Another study of eight children, four with normal cognitive and gross motor abilities, and four with cognitive deficits and motor impairment, was developed.  The study demonstrated that all children made significant changes on their target sounds and words when using PROMPT in therapy.  In addition,the motor‐impaired children made changes only when involved in PROMPT therapy, and showed minimal to no change using verbal imitation (Hayden and Sherman, 1983).  Other successful research was conducted using a varied population of 3 to 10 year olds with speech production disorders as well as adults with dyspraxia.   
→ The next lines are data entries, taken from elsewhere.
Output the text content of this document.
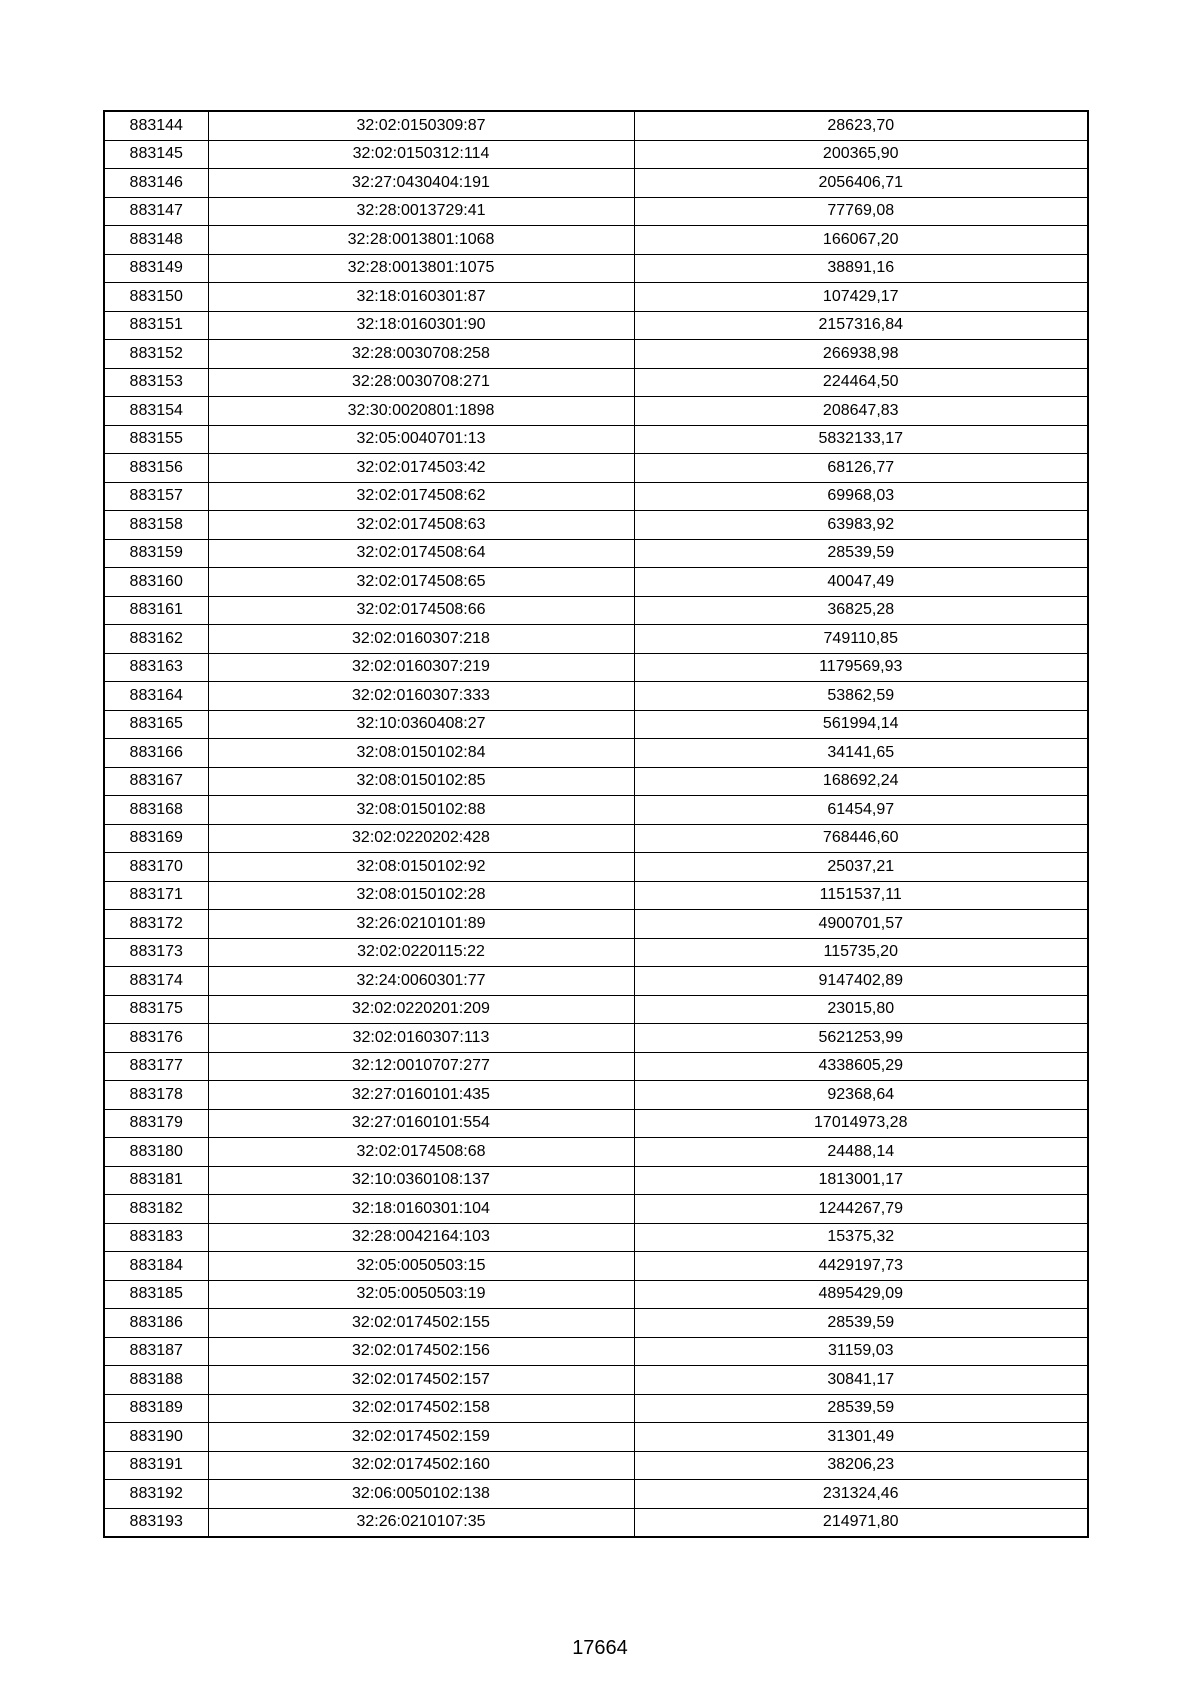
883144	32:02:0150309:87	28623,70
883145	32:02:0150312:114	200365,90
883146	32:27:0430404:191	2056406,71
883147	32:28:0013729:41	77769,08
883148	32:28:0013801:1068	166067,20
883149	32:28:0013801:1075	38891,16
883150	32:18:0160301:87	107429,17
883151	32:18:0160301:90	2157316,84
883152	32:28:0030708:258	266938,98
883153	32:28:0030708:271	224464,50
883154	32:30:0020801:1898	208647,83
883155	32:05:0040701:13	5832133,17
883156	32:02:0174503:42	68126,77
883157	32:02:0174508:62	69968,03
883158	32:02:0174508:63	63983,92
883159	32:02:0174508:64	28539,59
883160	32:02:0174508:65	40047,49
883161	32:02:0174508:66	36825,28
883162	32:02:0160307:218	749110,85
883163	32:02:0160307:219	1179569,93
883164	32:02:0160307:333	53862,59
883165	32:10:0360408:27	561994,14
883166	32:08:0150102:84	34141,65
883167	32:08:0150102:85	168692,24
883168	32:08:0150102:88	61454,97
883169	32:02:0220202:428	768446,60
883170	32:08:0150102:92	25037,21
883171	32:08:0150102:28	1151537,11
883172	32:26:0210101:89	4900701,57
883173	32:02:0220115:22	115735,20
883174	32:24:0060301:77	9147402,89
883175	32:02:0220201:209	23015,80
883176	32:02:0160307:113	5621253,99
883177	32:12:0010707:277	4338605,29
883178	32:27:0160101:435	92368,64
883179	32:27:0160101:554	17014973,28
883180	32:02:0174508:68	24488,14
883181	32:10:0360108:137	1813001,17
883182	32:18:0160301:104	1244267,79
883183	32:28:0042164:103	15375,32
883184	32:05:0050503:15	4429197,73
883185	32:05:0050503:19	4895429,09
883186	32:02:0174502:155	28539,59
883187	32:02:0174502:156	31159,03
883188	32:02:0174502:157	30841,17
883189	32:02:0174502:158	28539,59
883190	32:02:0174502:159	31301,49
883191	32:02:0174502:160	38206,23
883192	32:06:0050102:138	231324,46
883193	32:26:0210107:35	214971,80
17664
Research continued on the effectiveness of PROMPT with children, who would have otherwise have been classified as “phonological” with oral motor deficits (Square et al., 2000).  The research showed that PROMPT treatment was effective in getting these children to acquire more normalized speech movements resulting in improved speech clarity, and that the treatment effects generalized to words that were not targeted in therapy.  These children’s overall behavior, social interactions, speech intelligibility (understandability), and language expression improved considerably.  One hypothesis for the cause of this generalization was that the children had gained sufficient motor control of the jaw, lips, and tongue to support speech.

Research efforts continue in the areas of autism and motor speech disorders. Research will be focused on the way PROMPT treatment should be delivered to different populations and the amount of change that may be expected using PROMPT.


Why it works

Many children, especially those with motor‐planning difficulties, do not respond to traditional therapeutic methods, which usually involve only visual and/or auditory input, (e.g., verbal imitation). (Speech is a higher level motor‐planning task). These children seem to need something more to help them produce specific sounds and sequence the sounds in running speech. Active touch is the most organizing for children. These children may benefit from the tactile‐kinesthetic cueing that PROMPT provides. We want the child to feel their oral motor muscles producing the sound/sound combination and be able to establish motor schemes so they can eventually replicate the word(s) by themselves. This involves multiple productions of carefully chosen target words in therapy. This process takes some time to occur; therefore, intensive long‐term therapy is usually necessary for these children to makesignificant gains in their functional speech.